David Bezmozgis' NATASHA explores the Russian emigrant community in Canada


Beginning with some promise, as we view a family of Russian emigrants in Toronto and soon learn that one of the family, an "uncle" with pretty consistent marital problems due to some rather bad choices, is once again about to embark on matrimony, NATASHA -- the 2015 film from Canadian writer (of Latvian birth) David Bezmozgis -- soon concerns itself with the title character, the daughter of that uncle's new wife, and her budding relationship with Mark, the teenage son of one branch of this family. Mark's mother encourages her son to introduce little Natasha, unhappy and estranged from her own mom, to her new city.

That introduction soon includes sex, lies and teenage obsession, the latter on the part of poor Mark, who turns out to be the perfect mark for the wiles of this budding Russian trollop. Mr. Bezmozgis, shown at left, is said to be an acclaimed writer in his native land, but on the basis of this movie, an acclaimed filmmaker he ain't. Natasha is as tiresome, trashy and obvious as its non-heroine, with just about enough content to fill a half-hour television show.
Unfortunately, the film lasts 96 minutes.
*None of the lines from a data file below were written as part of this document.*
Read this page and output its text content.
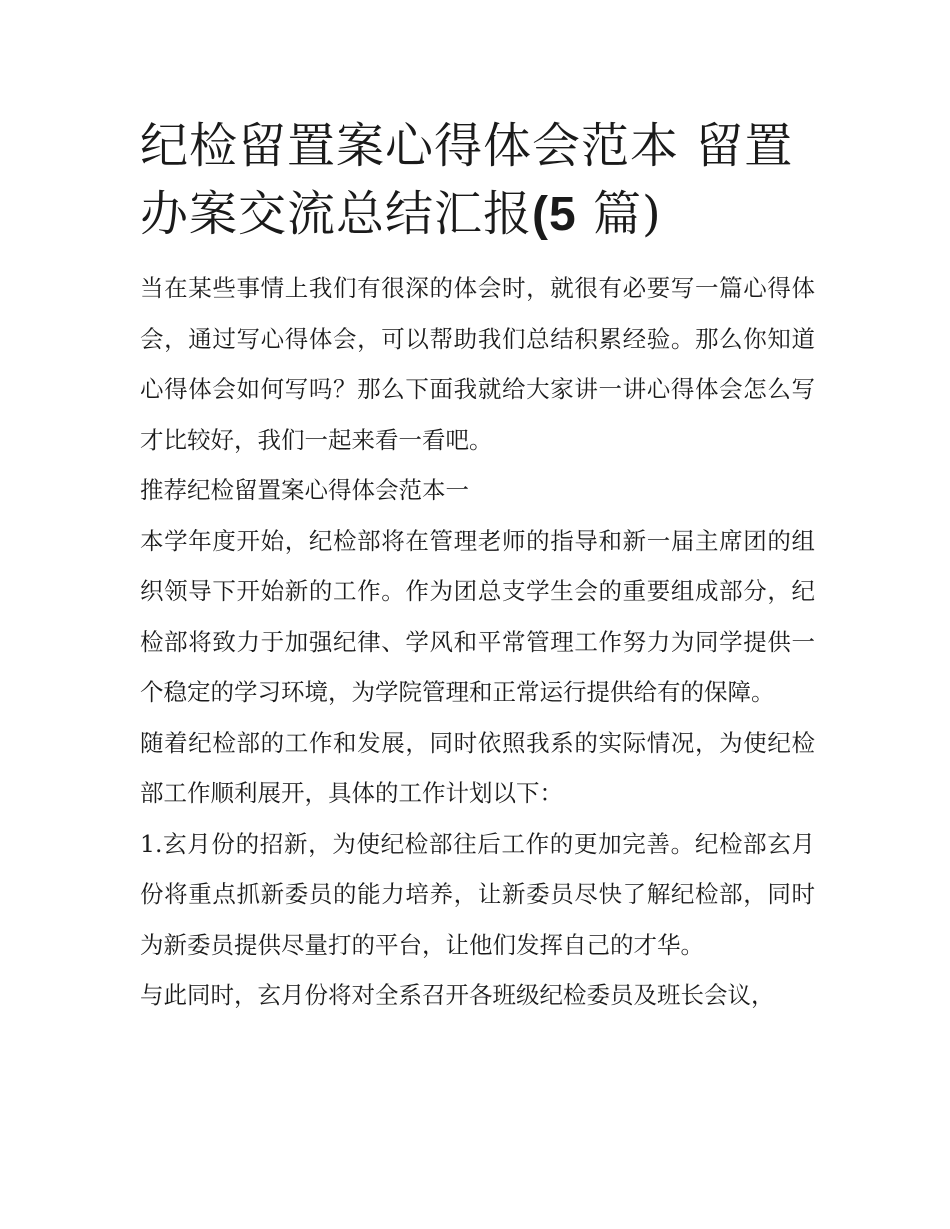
纪检留置案心得体会范本 留置办案交流总结汇报(5 篇)

当在某些事情上我们有很深的体会时，就很有必要写一篇心得体会，通过写心得体会，可以帮助我们总结积累经验。那么你知道心得体会如何写吗？那么下面我就给大家讲一讲心得体会怎么写才比较好，我们一起来看一看吧。

推荐纪检留置案心得体会范本一

本学年度开始，纪检部将在管理老师的指导和新一届主席团的组织领导下开始新的工作。作为团总支学生会的重要组成部分，纪检部将致力于加强纪律、学风和平常管理工作努力为同学提供一个稳定的学习环境，为学院管理和正常运行提供给有的保障。

随着纪检部的工作和发展，同时依照我系的实际情况，为使纪检部工作顺利展开，具体的工作计划以下：

1.玄月份的招新，为使纪检部往后工作的更加完善。纪检部玄月份将重点抓新委员的能力培养，让新委员尽快了解纪检部，同时为新委员提供尽量打的平台，让他们发挥自己的才华。

与此同时，玄月份将对全系召开各班级纪检委员及班长会议，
It also offers up an ending that simply stops dead -- exactly at the point where we finally have a bit of interest in "what happens next," the preceding portion having been more than apparent and utterly predictable.
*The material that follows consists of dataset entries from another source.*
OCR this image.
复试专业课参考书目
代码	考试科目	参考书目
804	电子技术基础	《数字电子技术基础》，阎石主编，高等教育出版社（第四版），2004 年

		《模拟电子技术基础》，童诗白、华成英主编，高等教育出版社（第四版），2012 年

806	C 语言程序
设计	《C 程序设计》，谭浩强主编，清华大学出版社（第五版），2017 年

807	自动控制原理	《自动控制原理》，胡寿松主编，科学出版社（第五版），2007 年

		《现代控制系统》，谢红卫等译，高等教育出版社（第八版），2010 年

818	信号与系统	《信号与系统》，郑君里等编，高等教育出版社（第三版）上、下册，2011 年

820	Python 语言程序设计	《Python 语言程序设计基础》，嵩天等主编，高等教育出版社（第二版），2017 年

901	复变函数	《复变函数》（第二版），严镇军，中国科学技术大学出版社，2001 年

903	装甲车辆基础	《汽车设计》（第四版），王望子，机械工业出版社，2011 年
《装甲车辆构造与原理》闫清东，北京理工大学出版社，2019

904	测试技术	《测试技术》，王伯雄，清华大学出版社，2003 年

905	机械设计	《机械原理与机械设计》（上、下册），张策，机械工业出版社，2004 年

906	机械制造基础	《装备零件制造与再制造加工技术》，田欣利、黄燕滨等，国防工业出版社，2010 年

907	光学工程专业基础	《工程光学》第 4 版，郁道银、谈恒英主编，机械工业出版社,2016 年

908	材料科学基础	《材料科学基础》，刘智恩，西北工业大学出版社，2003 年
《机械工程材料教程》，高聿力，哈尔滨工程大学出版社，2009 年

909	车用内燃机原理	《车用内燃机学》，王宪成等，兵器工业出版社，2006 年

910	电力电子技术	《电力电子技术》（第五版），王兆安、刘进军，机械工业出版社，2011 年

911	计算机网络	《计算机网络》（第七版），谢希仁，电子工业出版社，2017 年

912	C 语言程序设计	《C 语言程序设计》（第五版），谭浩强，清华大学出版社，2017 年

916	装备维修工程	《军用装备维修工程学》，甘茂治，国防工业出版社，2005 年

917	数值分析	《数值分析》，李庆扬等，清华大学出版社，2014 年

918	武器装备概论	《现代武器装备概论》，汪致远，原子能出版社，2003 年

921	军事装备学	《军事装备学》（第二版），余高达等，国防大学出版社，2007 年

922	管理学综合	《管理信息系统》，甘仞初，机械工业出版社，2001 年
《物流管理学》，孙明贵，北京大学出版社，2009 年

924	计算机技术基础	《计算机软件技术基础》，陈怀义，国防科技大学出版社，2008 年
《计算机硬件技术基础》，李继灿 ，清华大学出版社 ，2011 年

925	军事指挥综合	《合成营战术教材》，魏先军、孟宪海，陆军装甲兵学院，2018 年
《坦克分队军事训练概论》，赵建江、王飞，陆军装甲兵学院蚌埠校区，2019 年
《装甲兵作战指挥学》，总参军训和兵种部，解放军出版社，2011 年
Performances are perfectly OK, befitting the material to a tee, with Alex Ozerov (above) making a hale, hearty and hot-looking teen with those typically raging hormones, and Sasha K. Gordon (below) providing a blandly non-expressive face in order to make us understand how coolly deceptive our little girl really is.

Other family members fare better and are more interesting, but there is finally no getting around just how banal and obvious is Bezmozgis' message. The Eastern Europe emigrant experience in the West is, of course, an often fraught and difficult one, but I find it odd that My Father's Guests, a French film by Anne Le Ny that you can stream via Netflix -- a comedy no less -- offers a much more nuanced, interesting and even believable look at an emigration-for-marriage situation than does this supposedly "dramatic" movie.

While we get a bit of family conversation regarding Israel, politics and the Jewish experience during the course of Natasha, the movie's main goal seems closer to titillation than anything else. This tiresome exercise, from Menemsha Films, opens tomorrow, Friday, April 28, in New York City at the Lincoln Plaza Cinema. Further playdates? Nothing appears to be on the agenda as yet.